In the new book’s introduction, Chief Scout Executive Mike Surbaugh echoes what Davis discovered about Wood Badge back in the 1960s. “Wood Badge has long been a powerful force for learning, inspiration, and motivation for hundreds of thousands of Scout leaders throughout the world,” he says. “Wherever you go in Scouting, you find top leaders wearing Wood Badge beads.”

So what is Wood Badge and why is it so magical? The program began in England in 1919, when 20 British Scout leaders came together at Gilwell Park near London for a new course devised by Scouting founder Robert Baden-Powell. For the next 11 days, they learned and practiced all the skills they would need to teach their Scouts—everything from fire-building to signaling to tree identification. “They weren’t sitting in a classroom, taking

notes, and taking a test at the end of it,” Davis says. “They were practicing stuff that would be helpful to them back in their units.”
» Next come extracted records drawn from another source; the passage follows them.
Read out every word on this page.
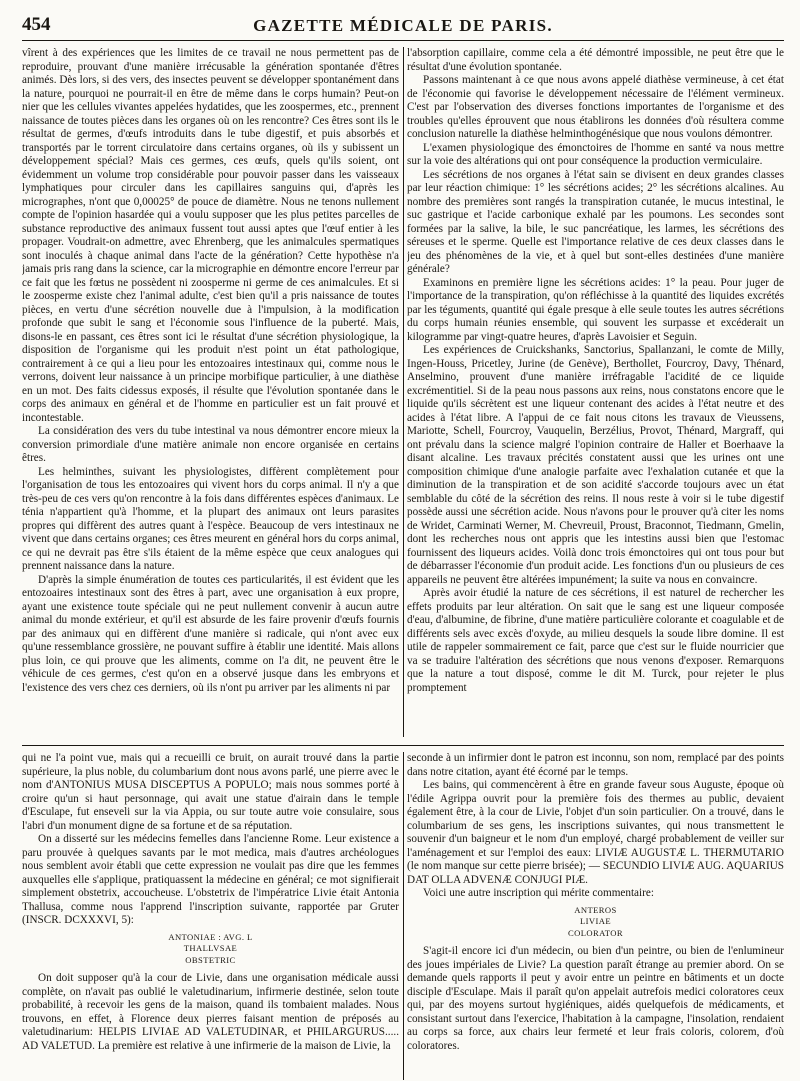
454	GAZETTE MÉDICALE DE PARIS.

vîrent à des expériences que les limites de ce travail ne nous permettent pas de reproduire, prouvant d'une manière irrécusable la génération spontanée d'êtres animés. Dès lors, si des vers, des insectes peuvent se développer spontanément dans la nature, pourquoi ne pourrait-il en être de même dans le corps humain? Peut-on nier que les cellules vivantes appelées hydatides, que les zoospermes, etc., prennent naissance de toutes pièces dans les organes où on les rencontre? Ces êtres sont ils le résultat de germes, d'œufs introduits dans le tube digestif, et puis absorbés et transportés par le torrent circulatoire dans certains organes, où ils y subissent un développement spécial? Mais ces germes, ces œufs, quels qu'ils soient, ont évidemment un volume trop considérable pour pouvoir passer dans les vaisseaux lymphatiques pour circuler dans les capillaires sanguins qui, d'après les micrographes, n'ont que 0,00025° de pouce de diamètre. Nous ne tenons nullement compte de l'opinion hasardée qui a voulu supposer que les plus petites parcelles de substance reproductive des animaux fussent tout aussi aptes que l'œuf entier à les propager. Voudrait-on admettre, avec Ehrenberg, que les animalcules spermatiques sont inoculés à chaque animal dans l'acte de la génération? Cette hypothèse n'a jamais pris rang dans la science, car la micrographie en démontre encore l'erreur par ce fait que les fœtus ne possèdent ni zoosperme ni germe de ces animalcules. Et si le zoosperme existe chez l'animal adulte, c'est bien qu'il a pris naissance de toutes pièces, en vertu d'une sécrétion nouvelle due à l'impulsion, à la modification profonde que subit le sang et l'économie sous l'influence de la puberté. Mais, disons-le en passant, ces êtres sont ici le résultat d'une sécrétion physiologique, la disposition de l'organisme qui les produit n'est point un état pathologique, contrairement à ce qui a lieu pour les entozoaires intestinaux qui, comme nous le verrons, doivent leur naissance à un principe morbifique particulier, à une diathèse en un mot. Des faits cidessus exposés, il résulte que l'évolution spontanée dans le corps des animaux en général et de l'homme en particulier est un fait prouvé et incontestable.

La considération des vers du tube intestinal va nous démontrer encore mieux la conversion primordiale d'une matière animale non encore organisée en certains êtres.

Les helminthes, suivant les physiologistes, diffèrent complètement pour l'organisation de tous les entozoaires qui vivent hors du corps animal. Il n'y a que très-peu de ces vers qu'on rencontre à la fois dans différentes espèces d'animaux. Le ténia n'appartient qu'à l'homme, et la plupart des animaux ont leurs parasites propres qui diffèrent des autres quant à l'espèce. Beaucoup de vers intestinaux ne vivent que dans certains organes; ces êtres meurent en général hors du corps animal, ce qui ne devrait pas être s'ils étaient de la même espèce que ceux analogues qui prennent naissance dans la nature.

D'après la simple énumération de toutes ces particularités, il est évident que les entozoaires intestinaux sont des êtres à part, avec une organisation à eux propre, ayant une existence toute spéciale qui ne peut nullement convenir à aucun autre animal du monde extérieur, et qu'il est absurde de les faire provenir d'œufs fournis par des animaux qui en diffèrent d'une manière si radicale, qui n'ont avec eux qu'une ressemblance grossière, ne pouvant suffire à établir une identité. Mais allons plus loin, ce qui prouve que les aliments, comme on l'a dit, ne peuvent être le véhicule de ces germes, c'est qu'on en a observé jusque dans les embryons et l'existence des vers chez ces derniers, où ils n'ont pu arriver par les aliments ni par

l'absorption capillaire, comme cela a été démontré impossible, ne peut être que le résultat d'une évolution spontanée.

Passons maintenant à ce que nous avons appelé diathèse vermineuse, à cet état de l'économie qui favorise le développement nécessaire de l'élément vermineux. C'est par l'observation des diverses fonctions importantes de l'organisme et des troubles qu'elles éprouvent que nous établirons les données d'où résultera comme conclusion naturelle la diathèse helminthogénésique que nous voulons démontrer.

L'examen physiologique des émonctoires de l'homme en santé va nous mettre sur la voie des altérations qui ont pour conséquence la production vermiculaire.

Les sécrétions de nos organes à l'état sain se divisent en deux grandes classes par leur réaction chimique: 1° les sécrétions acides; 2° les sécrétions alcalines. Au nombre des premières sont rangés la transpiration cutanée, le mucus intestinal, le suc gastrique et l'acide carbonique exhalé par les poumons. Les secondes sont formées par la salive, la bile, le suc pancréatique, les larmes, les sécrétions des séreuses et le sperme. Quelle est l'importance relative de ces deux classes dans le jeu des phénomènes de la vie, et à quel but sont-elles destinées d'une manière générale?

Examinons en première ligne les sécrétions acides: 1° la peau. Pour juger de l'importance de la transpiration, qu'on réfléchisse à la quantité des liquides excrétés par les téguments, quantité qui égale presque à elle seule toutes les autres sécrétions du corps humain réunies ensemble, qui souvent les surpasse et excéderait un kilogramme par vingt-quatre heures, d'après Lavoisier et Seguin.

Les expériences de Cruickshanks, Sanctorius, Spallanzani, le comte de Milly, Ingen-Houss, Pricetley, Jurine (de Genève), Berthollet, Fourcroy, Davy, Thénard, Anselmino, prouvent d'une manière irréfragable l'acidité de ce liquide excrémentitiel. Si de la peau nous passons aux reins, nous constatons encore que le liquide qu'ils sécrètent est une liqueur contenant des acides à l'état neutre et des acides à l'état libre. A l'appui de ce fait nous citons les travaux de Vieussens, Mariotte, Schell, Fourcroy, Vauquelin, Berzélius, Provot, Thénard, Margraff, qui ont prévalu dans la science malgré l'opinion contraire de Haller et Boerhaave la disant alcaline. Les travaux précités constatent aussi que les urines ont une composition chimique d'une analogie parfaite avec l'exhalation cutanée et que la diminution de la transpiration et de son acidité s'accorde toujours avec un état semblable du côté de la sécrétion des reins. Il nous reste à voir si le tube digestif possède aussi une sécrétion acide. Nous n'avons pour le prouver qu'à citer les noms de Wridet, Carminati Werner, M. Chevreuil, Proust, Braconnot, Tiedmann, Gmelin, dont les recherches nous ont appris que les intestins aussi bien que l'estomac fournissent des liqueurs acides. Voilà donc trois émonctoires qui ont tous pour but de débarrasser l'économie d'un produit acide. Les fonctions d'un ou plusieurs de ces appareils ne peuvent être altérées impunément; la suite va nous en convaincre.

Après avoir étudié la nature de ces sécrétions, il est naturel de rechercher les effets produits par leur altération. On sait que le sang est une liqueur composée d'eau, d'albumine, de fibrine, d'une matière particulière colorante et coagulable et de différents sels avec excès d'oxyde, au milieu desquels la soude libre domine. Il est utile de rappeler sommairement ce fait, parce que c'est sur le fluide nourricier que va se traduire l'altération des sécrétions que nous venons d'exposer. Remarquons que la nature a tout disposé, comme le dit M. Turck, pour rejeter le plus promptement

qui ne l'a point vue, mais qui a recueilli ce bruit, on aurait trouvé dans la partie supérieure, la plus noble, du columbarium dont nous avons parlé, une pierre avec le nom d'ANTONIUS MUSA DISCEPTUS A POPULO; mais nous sommes porté à croire qu'un si haut personnage, qui avait une statue d'airain dans le temple d'Esculape, fut enseveli sur la via Appia, ou sur toute autre voie consulaire, sous l'abri d'un monument digne de sa fortune et de sa réputation.

On a disserté sur les médecins femelles dans l'ancienne Rome. Leur existence a paru prouvée à quelques savants par le mot medica, mais d'autres archéologues nous semblent avoir établi que cette expression ne voulait pas dire que les femmes auxquelles elle s'applique, pratiquassent la médecine en général; ce mot signifierait simplement obstetrix, accoucheuse. L'obstetrix de l'impératrice Livie était Antonia Thallusa, comme nous l'apprend l'inscription suivante, rapportée par Gruter (INSCR. DCXXXVI, 5):

ANTONIAE : AVG. L
THALLVSAE
OBSTETRIC

On doit supposer qu'à la cour de Livie, dans une organisation médicale aussi complète, on n'avait pas oublié le valetudinarium, infirmerie destinée, selon toute probabilité, à recevoir les gens de la maison, quand ils tombaient malades. Nous trouvons, en effet, à Florence deux pierres faisant mention de préposés au valetudinarium: HELPIS LIVIAE AD VALETUDINAR, et PHILARGURUS..... AD VALETUD. La première est relative à une infirmerie de la maison de Livie, la

seconde à un infirmier dont le patron est inconnu, son nom, remplacé par des points dans notre citation, ayant été écorné par le temps.

Les bains, qui commencèrent à être en grande faveur sous Auguste, époque où l'édile Agrippa ouvrit pour la première fois des thermes au public, devaient également être, à la cour de Livie, l'objet d'un soin particulier. On a trouvé, dans le columbarium de ses gens, les inscriptions suivantes, qui nous transmettent le souvenir d'un baigneur et le nom d'un employé, chargé probablement de veiller sur l'aménagement et sur l'emploi des eaux: LIVIÆ AUGUSTÆ L. THERMUTARIO (le nom manque sur cette pierre brisée); — SECUNDIO LIVIÆ AUG. AQUARIUS DAT OLLA ADVENÆ CONJUGI PIÆ.

Voici une autre inscription qui mérite commentaire:

ANTEROS
LIVIAE
COLORATOR

S'agit-il encore ici d'un médecin, ou bien d'un peintre, ou bien de l'enlumineur des joues impériales de Livie? La question paraît étrange au premier abord. On se demande quels rapports il peut y avoir entre un peintre en bâtiments et un docte disciple d'Esculape. Mais il paraît qu'on appelait autrefois medici coloratores ceux qui, par des moyens surtout hygiéniques, aidés quelquefois de médicaments, et consistant surtout dans l'exercice, l'habitation à la campagne, l'insolation, rendaient au corps sa force, aux chairs leur fermeté et leur frais coloris, colorem, d'où coloratores.
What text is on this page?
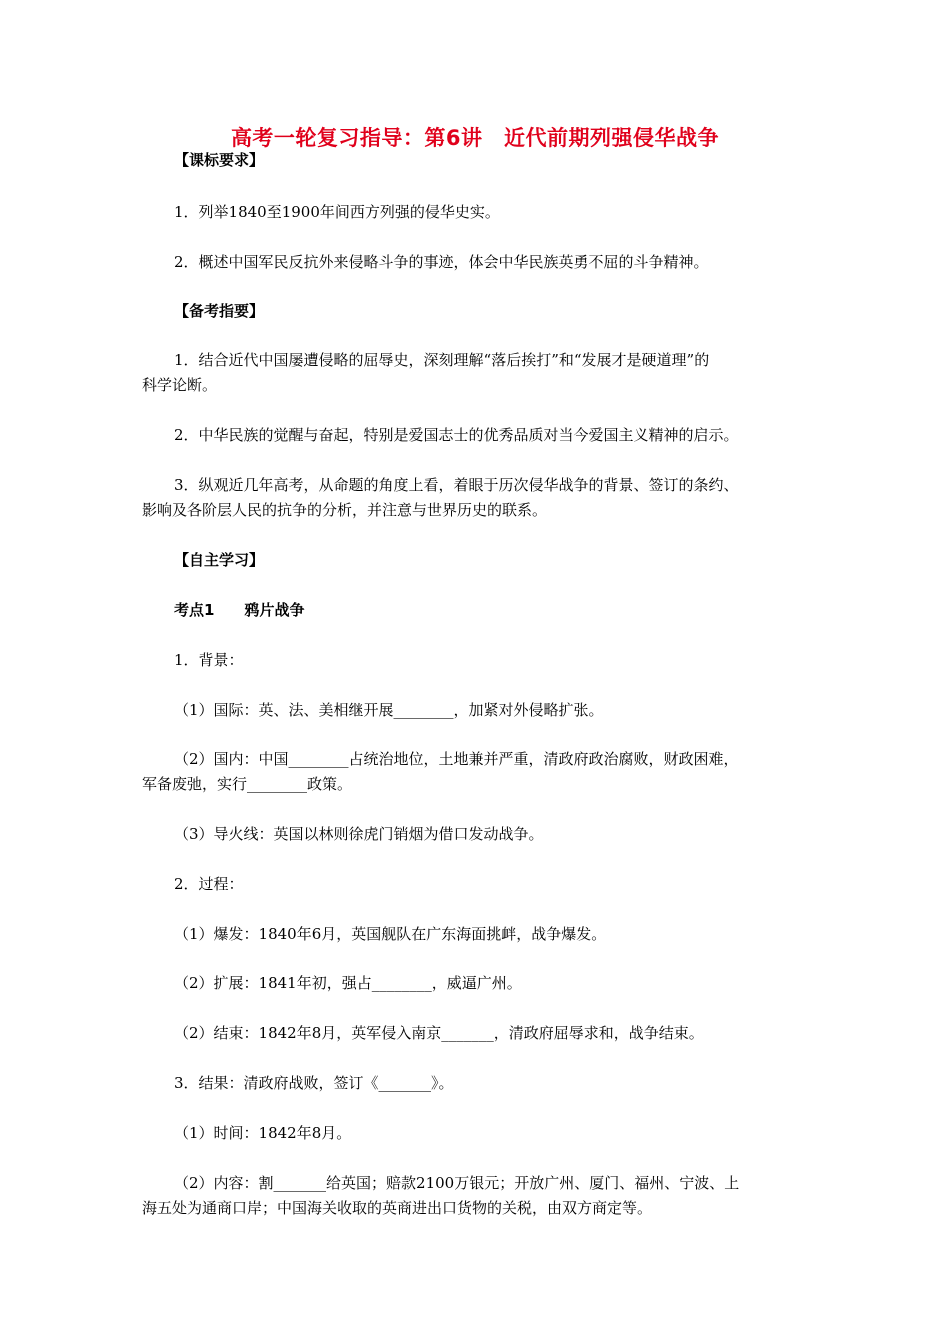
高考一轮复习指导：第6讲　近代前期列强侵华战争
【课标要求】
1．列举1840至1900年间西方列强的侵华史实。
2．概述中国军民反抗外来侵略斗争的事迹，体会中华民族英勇不屈的斗争精神。
【备考指要】
1．结合近代中国屡遭侵略的屈辱史，深刻理解“落后挨打”和“发展才是硬道理”的
科学论断。
2．中华民族的觉醒与奋起，特别是爱国志士的优秀品质对当今爱国主义精神的启示。
3．纵观近几年高考，从命题的角度上看，着眼于历次侵华战争的背景、签订的条约、
影响及各阶层人民的抗争的分析，并注意与世界历史的联系。
【自主学习】
考点1　　鸦片战争
1．背景：
（1）国际：英、法、美相继开展________，加紧对外侵略扩张。
（2）国内：中国________占统治地位，土地兼并严重，清政府政治腐败，财政困难，
军备废弛，实行________政策。
（3）导火线：英国以林则徐虎门销烟为借口发动战争。
2．过程：
（1）爆发：1840年6月，英国舰队在广东海面挑衅，战争爆发。
（2）扩展：1841年初，强占________，威逼广州。
（2）结束：1842年8月，英军侵入南京_______，清政府屈辱求和，战争结束。
3．结果：清政府战败，签订《_______》。
（1）时间：1842年8月。
（2）内容：割_______给英国；赔款2100万银元；开放广州、厦门、福州、宁波、上
海五处为通商口岸；中国海关收取的英商进出口货物的关税，由双方商定等。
But the real magic of Wood Badge was that the participants operated as a model troop, which gave them a Scout’s-eye view of the program. That essential element remains, even as the course’s content has shifted from Scoutcraft skills to leadership development, and as participation has broadened to include Cub Scout and Venturing leaders. “I think all of our courses have been true to what Baden-Powell wanted to do, which was for Scouters to live like Scouts,” Davis says. “I can tell you with personal certainty that each one of these courses has been an extraordinarily good leadership course.”

Along the way, of course, much has changed in Scouting and the world around it. Most people today take Wood Badge over two long weekends, and modern technology plays a role in the delivery of the newer version. Reflecting America’s growing diversity, courses are now offered in Spanish, Vietnamese, and even American Sign Language. There have been intriguing variations as well over the years, including Cub Scout Trainer Wood Badge, experimental courses using rafts and canoes, and “walking” Wood Badge courses at Philmont.

In his book, Davis traces how Wood Badge has changed over the past 100 years, but he never forgets that Wood Badge for all its mystique and traditions has a higher purpose. “You do Wood Badge right, and you’re improving what happens in kids’ lives,” he says.